The 44-year-old son of Vice President Joe Biden was discharged from the Navy Reserve last February after testing positive for cocaine,
The Wall Street Journal reports.
Hunter Biden, who joined the Navy as an ensign in May 2013 and reported for duty in Norfolk, Va., tested positive for cocaine in a drug test the following month, the newspaper reports, citing unnamed sources.
"It was the honor of my life to serve in the U.S. Navy, and I deeply regret and am embarrassed that my actions led to my administrative discharge," Biden said in a statement to the newspaper. "I respect the Navy's decision."
He added: "With the love and support of my family, I'm moving forward."

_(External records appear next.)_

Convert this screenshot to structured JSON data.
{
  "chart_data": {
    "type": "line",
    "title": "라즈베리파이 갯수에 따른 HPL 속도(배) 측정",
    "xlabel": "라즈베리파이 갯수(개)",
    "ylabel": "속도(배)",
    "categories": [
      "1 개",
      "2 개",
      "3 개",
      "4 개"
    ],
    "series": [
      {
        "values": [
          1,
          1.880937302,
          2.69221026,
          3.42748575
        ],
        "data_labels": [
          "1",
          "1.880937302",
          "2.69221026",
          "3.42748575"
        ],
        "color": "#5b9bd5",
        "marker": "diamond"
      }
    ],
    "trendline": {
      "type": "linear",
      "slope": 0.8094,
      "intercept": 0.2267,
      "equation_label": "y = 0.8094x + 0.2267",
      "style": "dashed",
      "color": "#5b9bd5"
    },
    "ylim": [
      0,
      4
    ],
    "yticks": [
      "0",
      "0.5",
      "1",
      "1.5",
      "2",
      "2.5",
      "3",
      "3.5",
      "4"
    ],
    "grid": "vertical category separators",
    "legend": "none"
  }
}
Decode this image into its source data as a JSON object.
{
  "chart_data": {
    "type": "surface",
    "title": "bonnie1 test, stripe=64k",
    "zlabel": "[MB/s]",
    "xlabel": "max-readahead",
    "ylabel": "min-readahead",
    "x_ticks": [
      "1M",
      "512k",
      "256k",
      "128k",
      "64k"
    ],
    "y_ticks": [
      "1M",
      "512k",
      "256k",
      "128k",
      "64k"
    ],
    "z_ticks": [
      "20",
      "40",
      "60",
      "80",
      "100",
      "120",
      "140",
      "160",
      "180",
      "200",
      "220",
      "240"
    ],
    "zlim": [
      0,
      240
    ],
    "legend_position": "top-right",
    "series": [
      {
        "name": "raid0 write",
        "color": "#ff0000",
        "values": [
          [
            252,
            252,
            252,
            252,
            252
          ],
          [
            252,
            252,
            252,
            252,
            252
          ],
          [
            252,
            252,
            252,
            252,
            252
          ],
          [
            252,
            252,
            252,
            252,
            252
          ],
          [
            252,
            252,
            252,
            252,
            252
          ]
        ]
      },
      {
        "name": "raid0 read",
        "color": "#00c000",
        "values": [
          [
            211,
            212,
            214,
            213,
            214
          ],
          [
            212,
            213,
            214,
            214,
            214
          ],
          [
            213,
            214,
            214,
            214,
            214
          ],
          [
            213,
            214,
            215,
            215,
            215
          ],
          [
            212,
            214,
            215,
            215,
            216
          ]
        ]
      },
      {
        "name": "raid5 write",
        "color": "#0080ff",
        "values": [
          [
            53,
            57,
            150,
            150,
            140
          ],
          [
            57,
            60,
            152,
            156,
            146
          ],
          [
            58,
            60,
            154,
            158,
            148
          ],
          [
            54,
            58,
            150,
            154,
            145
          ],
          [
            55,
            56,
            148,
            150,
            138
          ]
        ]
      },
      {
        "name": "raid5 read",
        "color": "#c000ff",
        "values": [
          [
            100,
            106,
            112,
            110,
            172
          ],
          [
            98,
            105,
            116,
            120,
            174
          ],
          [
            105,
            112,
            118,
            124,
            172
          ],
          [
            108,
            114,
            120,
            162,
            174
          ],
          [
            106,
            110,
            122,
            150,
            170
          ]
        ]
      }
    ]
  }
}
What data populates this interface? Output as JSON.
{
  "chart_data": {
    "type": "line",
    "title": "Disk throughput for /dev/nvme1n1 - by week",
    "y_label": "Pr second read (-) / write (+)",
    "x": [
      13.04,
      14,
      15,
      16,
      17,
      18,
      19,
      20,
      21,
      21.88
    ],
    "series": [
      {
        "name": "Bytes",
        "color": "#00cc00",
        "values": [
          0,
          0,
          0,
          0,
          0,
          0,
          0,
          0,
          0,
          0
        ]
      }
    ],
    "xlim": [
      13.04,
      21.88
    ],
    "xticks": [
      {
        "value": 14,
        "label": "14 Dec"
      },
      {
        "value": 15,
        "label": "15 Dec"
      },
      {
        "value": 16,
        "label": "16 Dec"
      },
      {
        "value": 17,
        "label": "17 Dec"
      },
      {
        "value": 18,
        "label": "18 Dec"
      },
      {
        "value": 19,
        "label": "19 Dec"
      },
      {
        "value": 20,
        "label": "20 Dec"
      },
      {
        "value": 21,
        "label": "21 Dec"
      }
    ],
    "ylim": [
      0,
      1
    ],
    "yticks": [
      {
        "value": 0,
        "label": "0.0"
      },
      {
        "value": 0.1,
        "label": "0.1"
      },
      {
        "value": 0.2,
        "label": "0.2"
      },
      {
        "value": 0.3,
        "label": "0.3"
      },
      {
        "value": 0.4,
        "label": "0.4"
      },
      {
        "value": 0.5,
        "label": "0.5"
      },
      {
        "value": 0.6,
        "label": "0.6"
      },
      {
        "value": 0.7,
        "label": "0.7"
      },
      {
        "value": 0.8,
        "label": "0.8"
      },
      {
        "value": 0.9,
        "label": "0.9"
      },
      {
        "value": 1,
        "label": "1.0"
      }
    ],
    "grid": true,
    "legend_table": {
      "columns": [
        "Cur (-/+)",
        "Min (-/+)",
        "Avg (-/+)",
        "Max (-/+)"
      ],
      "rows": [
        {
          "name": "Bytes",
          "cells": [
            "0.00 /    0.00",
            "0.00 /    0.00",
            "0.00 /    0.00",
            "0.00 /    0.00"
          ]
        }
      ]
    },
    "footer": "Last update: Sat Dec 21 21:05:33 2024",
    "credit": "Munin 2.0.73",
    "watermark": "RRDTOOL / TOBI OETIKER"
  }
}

Biden, a lawyer, is managing director at Rosemont Seneca Technology Partners.
He also serves as chairman of World Food Program USA, which calls itself a "humanitarian agency that fights hunger,"

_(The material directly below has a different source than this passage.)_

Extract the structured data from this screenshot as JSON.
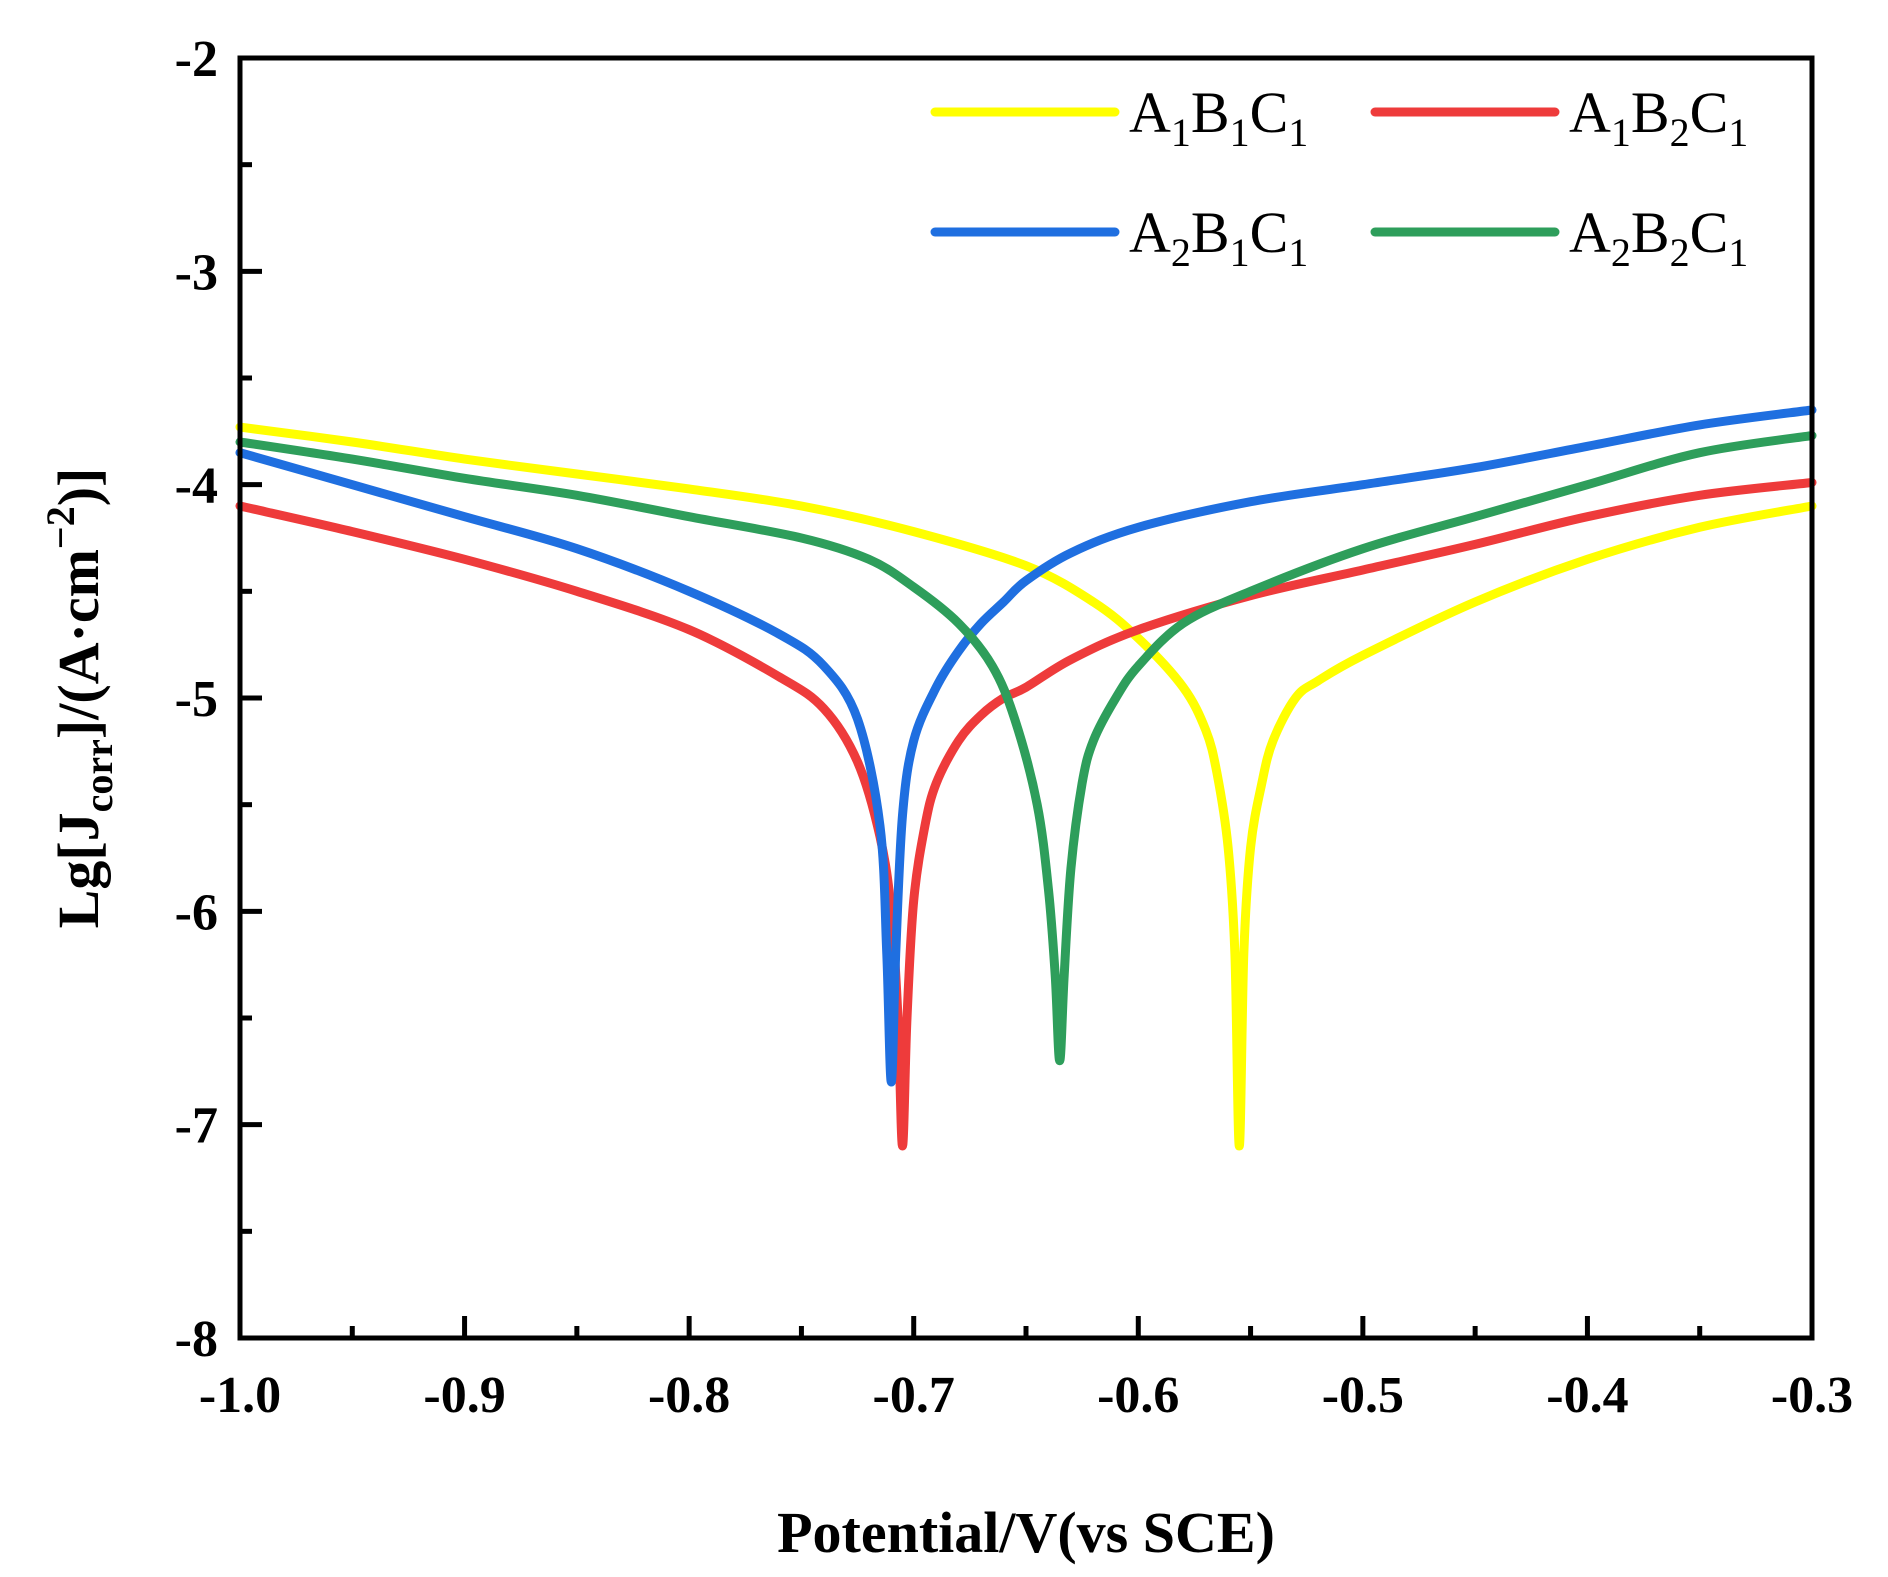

serves on the board of Burisma Holdings, a private company that has drilled for natural gas in Ukraine, and is an adjunct assistant professor at Georgetown University.
His older brother, Delaware Attorney General. Beau Biden, served in his state's National Guard and was deployed to Iraq.
Hunter Biden began his pursuit of a military career in a direct-commission process to become a public-affairs officer in the Navy Reserve in 2012, The Journal reports.
But because of his age, he was required to obtain a waiver – and then had a second waiver because of a drug-related incident when he was young, sources told the newspaper.
Navy personnel who are discharged from the military because of a failed drug test don’t receive honorable discharges, The Journal notes; most are given an "other than honorable" or "general" discharge.
The Journal reports it isn't clear which discharge Hunter Biden received.